Una significativa delegazione della Camera Penale Regionale Ligure, guidata dal suo presidente Nicola Scodnik, ha effettuato una visita ispettiva presso il carcere di Marassi a Genova nella mattinata del 13 agosto 2026. L'iniziativa si inserisce nel più ampio e consolidato programma nazionale “Ristretti in agosto”, promosso dall'Unione delle Camere Penali Italiane, che mira a mantenere alta l'attenzione sulle condizioni di vita negli istituti penitenziari italiani anche durante il periodo estivo.
Alla delegazione si sono uniti due importanti figure della magistratura: il dottor Roberto Cascini, in rappresentanza del Tribunale di Genova, e il dottor Marcello Maresca, sostituto procuratore della Procura.
L'obiettivo primario di questa iniziativa è sollecitare con forza le istituzioni politiche, i mezzi di comunicazione e la magistratura stessa a intraprendere azioni concrete e urgenti. Lo scopo è duplice: riportare il sistema carcerario italiano entro i confini della legalità costituzionale e garantire la piena tutela della dignità dei detenuti.
Le criticità del carcere di Marassi
Durante la visita, il presidente della Camera Penale Ligure, Nicola Scodnik, ha evidenziato le profonde criticità strutturali e gestionali del carcere di Marassi. Ha ricordato che si tratta di una struttura risalente all'Ottocento, la cui capienza regolamentare è sistematicamente superata da un numero di detenuti notevolmente più alto.
Oltre la metà dei reclusi, ha specificato Scodnik, è di origine straniera, aggiungendo un ulteriore livello di complessità alla gestione.

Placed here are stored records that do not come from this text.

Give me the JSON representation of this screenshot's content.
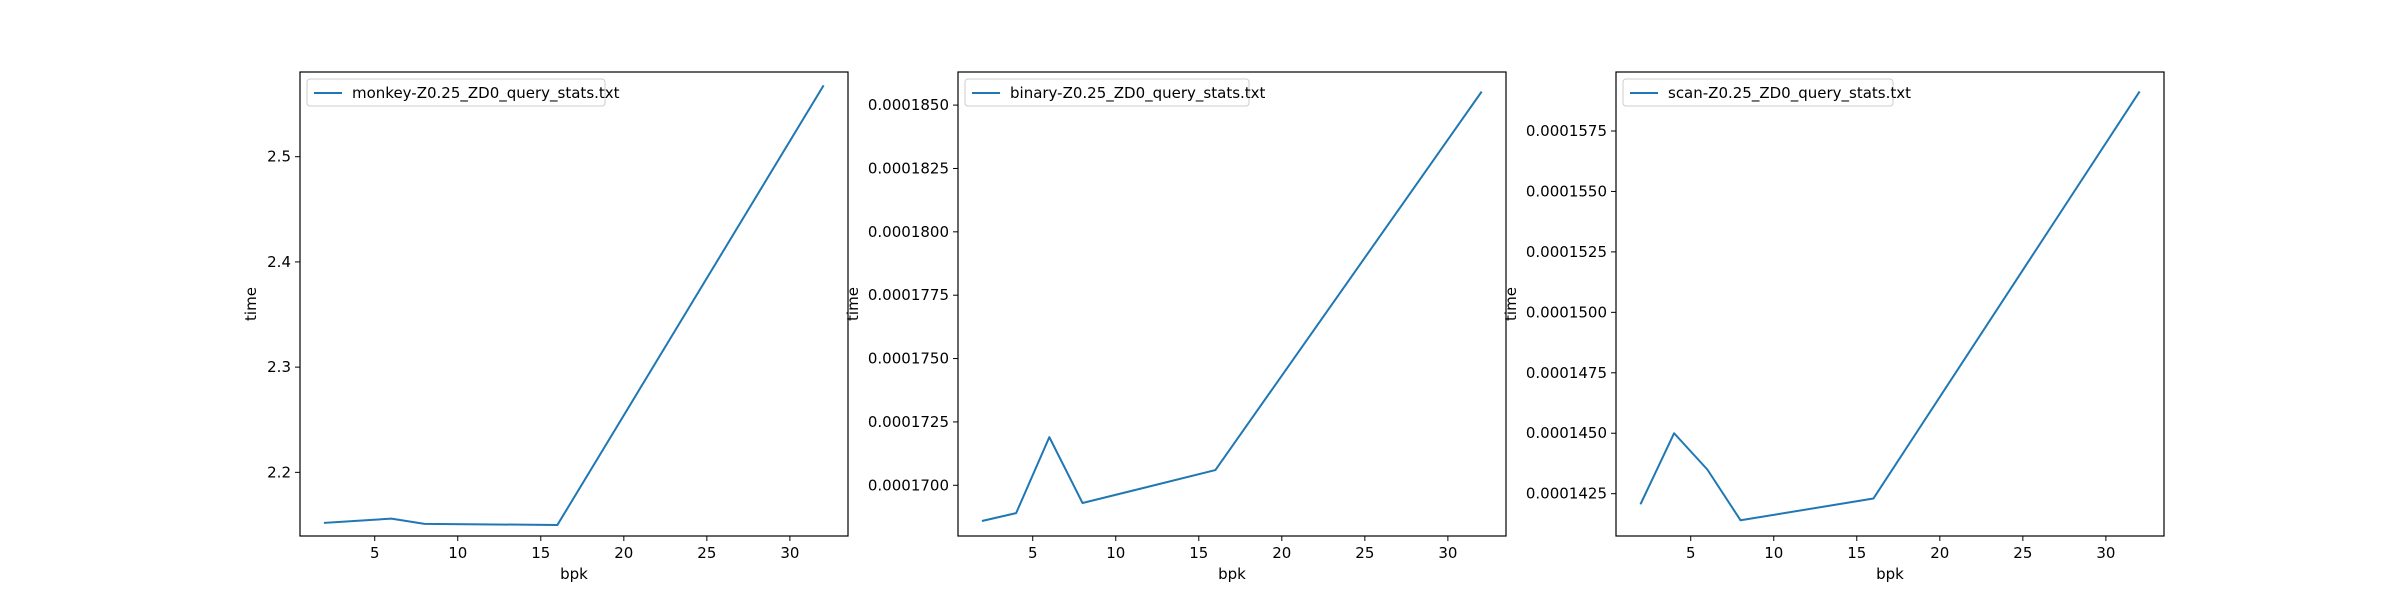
{
  "chart_data": [
    {
      "type": "line",
      "title": "",
      "xlabel": "bpk",
      "ylabel": "time",
      "grid": false,
      "legend_position": "top-left",
      "xlim": [
        0.5,
        33.5
      ],
      "ylim": [
        2.1395,
        2.5805
      ],
      "xticks": [
        5,
        10,
        15,
        20,
        25,
        30
      ],
      "xtick_labels": [
        "5",
        "10",
        "15",
        "20",
        "25",
        "30"
      ],
      "yticks": [
        2.2,
        2.3,
        2.4,
        2.5
      ],
      "ytick_labels": [
        "2.2",
        "2.3",
        "2.4",
        "2.5"
      ],
      "color": "#1f77b4",
      "series": [
        {
          "name": "monkey-Z0.25_ZD0_query_stats.txt",
          "x": [
            2,
            4,
            6,
            8,
            16,
            32
          ],
          "values": [
            2.152,
            2.154,
            2.156,
            2.151,
            2.15,
            2.567
          ]
        }
      ]
    },
    {
      "type": "line",
      "title": "",
      "xlabel": "bpk",
      "ylabel": "time",
      "grid": false,
      "legend_position": "top-left",
      "xlim": [
        0.5,
        33.5
      ],
      "ylim": [
        0.000167999,
        0.000186306
      ],
      "xticks": [
        5,
        10,
        15,
        20,
        25,
        30
      ],
      "xtick_labels": [
        "5",
        "10",
        "15",
        "20",
        "25",
        "30"
      ],
      "yticks": [
        0.00017,
        0.0001725,
        0.000175,
        0.0001775,
        0.00018,
        0.0001825,
        0.000185
      ],
      "ytick_labels": [
        "0.0001700",
        "0.0001725",
        "0.0001750",
        "0.0001775",
        "0.0001800",
        "0.0001825",
        "0.0001850"
      ],
      "color": "#1f77b4",
      "series": [
        {
          "name": "binary-Z0.25_ZD0_query_stats.txt",
          "x": [
            2,
            4,
            6,
            8,
            16,
            32
          ],
          "values": [
            0.0001686,
            0.0001689,
            0.0001719,
            0.0001693,
            0.0001706,
            0.0001855
          ]
        }
      ]
    },
    {
      "type": "line",
      "title": "",
      "xlabel": "bpk",
      "ylabel": "time",
      "grid": false,
      "legend_position": "top-left",
      "xlim": [
        0.5,
        33.5
      ],
      "ylim": [
        0.00014075,
        0.00015994
      ],
      "xticks": [
        5,
        10,
        15,
        20,
        25,
        30
      ],
      "xtick_labels": [
        "5",
        "10",
        "15",
        "20",
        "25",
        "30"
      ],
      "yticks": [
        0.0001425,
        0.000145,
        0.0001475,
        0.00015,
        0.0001525,
        0.000155,
        0.0001575
      ],
      "ytick_labels": [
        "0.0001425",
        "0.0001450",
        "0.0001475",
        "0.0001500",
        "0.0001525",
        "0.0001550",
        "0.0001575"
      ],
      "color": "#1f77b4",
      "series": [
        {
          "name": "scan-Z0.25_ZD0_query_stats.txt",
          "x": [
            2,
            4,
            6,
            8,
            16,
            32
          ],
          "values": [
            0.0001421,
            0.000145,
            0.0001435,
            0.0001414,
            0.0001423,
            0.0001591
          ]
        }
      ]
    }
  ]
}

Un aspetto cruciale sottolineato è la presenza di un centro clinico all'interno dell'istituto, il cui bacino di utenza si estende all'intera popolazione penitenziaria distrettuale ligure, che include ben altre sei strutture carcerarie. Nonostante ciò, Scodnik ha affermato con chiarezza che l'istituto si presenta "del tutto inadeguato a dare risposte in termini di pieno rispetto dei diritti dei detenuti". Molti soffrono condizioni di vita per la più parte poco decorose, nonostante i notevoli e lodevoli sforzi del personale amministrativo e degli agenti della polizia penitenziaria.
Questi ultimi, tuttavia, operano con risorse economiche e mezzi assai limitati, cercando instancabilmente di assicurare ai detenuti un percorso carcerario dignitoso.
“Ristretti in agosto”: un impegno costante
L'iniziativa “Ristretti in agosto”, che quest'anno celebra la sua terza edizione consecutiva, rappresenta un impegno costante dell'Unione delle Camere Penali Italiane. L'obiettivo è mantenere i riflettori accesi sulle condizioni di vita "dentro le sbarre", anche quando il resto del Paese è in pausa estiva, offrendo un segnale tangibile di vicinanza alla popolazione detenuta. Le visite, che si estendono da metà luglio a metà settembre, coinvolgono attivamente le Camere Penali su tutto il territorio nazionale e sono aperte alla partecipazione di parlamentari e consiglieri regionali, rafforzando così il coinvolgimento istituzionale.
La tappa ligure al carcere di Genova Marassi, avvenuta il 13 agosto 2026, si inserisce in un calendario fitto di appuntamenti. Numerose altre iniziative simili sono programmate in istituti penitenziari di diverse regioni italiane, a testimonianza della capillarità e dell'importanza di questo progetto per la sensibilizzazione pubblica e istituzionale sulle condizioni carcerarie nel nostro Paese.